3.) To go along with the slaughtered sheep yesterday, my dinner at a restaurant the other night was a fried fish... not fish meat, but an actual fish. He was smiling at me! I almost cried. Then I ate him. I might try being vegetarian when I get back. Seriously.
4.) Favorite place so far: our rooftop. Close runner-up: Silsila Cafe on the ocean, with fresh mango juice and the Mediterannean's waves lapping at us.

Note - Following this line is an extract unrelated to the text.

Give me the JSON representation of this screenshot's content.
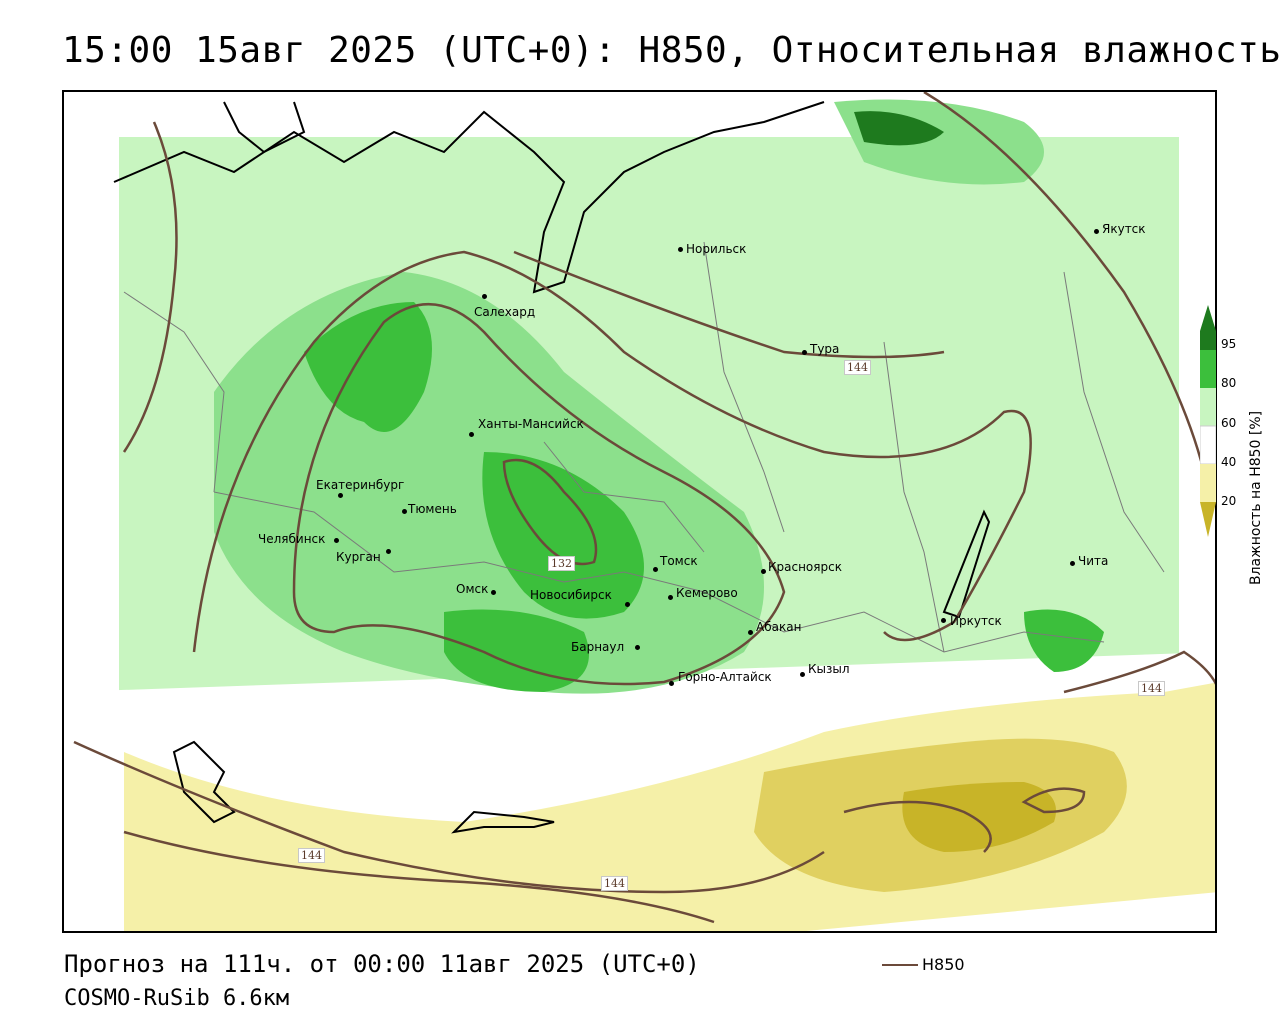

I know this has been long-winded, but I've been formulating my thoughts for a week (it seems like an age). I have regular internet access, so feel free to email whenever. What I email people will generally be the same thing on my blog, although I will probably blog more often (promise they'll be shorter), so keep an eye out for blog posts, Facebook pictures, and my Skype name is YamiJean. This week I head to the Sinai Peninsula for 5 days with the group- climbing Mt. St. Catherine at sunrise and desert safaris! Pangs of homesickness hit me now and then, but the worst has yet to come. I wish you could all be on this adventure with me!

Con mucho amor de Egypto,


PS- I leave you with a happy picture of moi looking at one of the most charismatic and lively cities I've ever visited and perhaps ever will, Alexandria:

1 comment:

  1. Yami,

    I am so happy to hear that you are having a great time. I knew you would! I didn't think this post was too long I loved hearing all the details of your trip so far. KEEP IT COMING! I love you and be safe!